| Der Fürst der Welt (Zitat: Kobler) Im Südwesten Frankreichs und in Burgund findet sich unter
              den Bildwerken an Fassaden, Portiken und Kapitellen im 12. Jahrhundert öfters
              die "femme aux serpents" (1), eine unbekleidete
              Frau, an deren Brüsten Schlangen saugen oder die von Schlangen
              und Kröten umgeben ist. Diese Frau wird als Luxuria interpretiert
              und gilt als ikonographische Schöpfung des Languedoc (2).
              Sie wird nur selten allein dargestellt: meist kommt sie mit dem
              Satan zusammen vor. Hier also kommt es zu einer Paarbildung ähnlich
              wie in Freiburg: Satan und Luxuria (3). Doch wird
              das Attribut der Schlangen und Kröten in Freiburg nicht der
              Frau beigegeben, sondern - wie in Straßburg - dem Satan (4).   Es macht also den Eindruck, als ob Freiburg in seinem Paar Satan
              und Luxuria eine romanische Tradition Südwestfrankreichs aufgreifen
              würde, wenn auch unter Verwendung neugeprägter Figuren,
              die durch den Warn-Engel noch eine Erweiterung (und Erläuterung)
              erfahren. Die Zusammenstellung Satans mit den törichten Jungfrauen,
              die als Gegenüber Christus und die klugen Jungfrauen erhalten,
              scheint dagegen eine junge Erfindung zu sein. Die einige mir bekannt
              gewordene Vorstufe zur Straßburger Gegenüberstellung
              bietet ein Fenster in der Kathedrale von Troyes um 1250 (5).
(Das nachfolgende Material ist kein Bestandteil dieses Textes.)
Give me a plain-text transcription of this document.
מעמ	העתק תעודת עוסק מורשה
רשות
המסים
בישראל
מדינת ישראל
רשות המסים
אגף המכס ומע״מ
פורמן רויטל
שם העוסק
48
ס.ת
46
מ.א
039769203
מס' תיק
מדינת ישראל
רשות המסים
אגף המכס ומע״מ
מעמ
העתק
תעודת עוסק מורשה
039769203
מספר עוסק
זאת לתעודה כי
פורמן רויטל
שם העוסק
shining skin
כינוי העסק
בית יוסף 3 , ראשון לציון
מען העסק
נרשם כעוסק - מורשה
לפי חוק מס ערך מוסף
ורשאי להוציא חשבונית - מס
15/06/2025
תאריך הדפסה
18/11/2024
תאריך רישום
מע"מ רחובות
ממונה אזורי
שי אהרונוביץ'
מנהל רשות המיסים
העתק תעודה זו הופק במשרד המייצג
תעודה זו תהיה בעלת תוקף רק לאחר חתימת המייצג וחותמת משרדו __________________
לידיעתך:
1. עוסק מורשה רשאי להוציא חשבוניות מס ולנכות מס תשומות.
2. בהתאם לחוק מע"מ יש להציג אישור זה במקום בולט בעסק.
              Dort finden sich in zwei Lanzetten im Hochchor die klugen Jungfrauen
              mit Christus den törichten mit Satan konfrontiert (6).
              Die Gestalt des Straßburger und Freiburger Satan alsmodisch
              gekleideter Mann mit dem Rückenstreifen voller Kröten
              und Schlangen ist vor Straßburg weder in Frankreich noch
              in Deutschland bisher nachweisbar.
              ... ist es ziemlich unwahrscheinlich, dass in Freiburg der Satan
              als Anführer der törichten Jungfrauen projektiert gewesen
            sein soll. 
             
 Anmerkungen:  1 Emile Mâle, L'art religieuse au
              XIIme siècle en France. Paris, 5. Aufl. 1947, S. 365ff.,
              bes. S. 373-76. Hauptbeispiel ist der Portikus von St. Pierre in
              Moissac.   2 Von Mâle werden die Tiere als
              Bestrafung der Luxuria erklärt; diese Interpretation hat keinen
              rechten Sinn. Ein oberrheinisches Beispiel aus dem 13. Jh. in einer "Konsole" an
              der südlischen Hochschiffwand des Straßburger Münsters:
              Straßbureger Münsterblätter 5 (1908), S. 23, Abb.
              23
              3 Satan: Münzel, Skulpturenzyklus
              S. 105ff.
              4 Bei Alexandre Lenoir, Monuments des
              Arts libéraux, Paris 1840, zeigt der Stich auf T. XVIII
              die männliche Figur mit Klauenfüßen, also den Teufel,
              dem je eine Schlange und Kröte beigegeben sind. 5 Aubert,
              Chastel, Grodecki u.a., Le vitrail francais, 1958, S. 49, Abb.
              29. Jean Lafond, Les vitraux de la Cathédrale de Troyes:
              Saint-Pierre des Troyes. Congrès archéologique CXIII,
              1955, S. 29ff, 46, 48
              6 Die gleiche Gegenüberstellung zeigt ein
              Hungertuch von Heiligengrabe (Ostpriegnitz) um 1300: Kunstdenkmäler
              der Provinz Brandenburg 1,2: Eichholz, Solger, Spatz, Die
              Kunstdenkmäler des Kreises Ostpriegnitz, Berlin 1907, S. 75,
              S. 76 Abb. 9.
             
             
  Friedrich Kobler: Der Jungfrauenzyklus
              der Freiburger Münstervorhalle. Bamberg 1970 (= Diss. phil.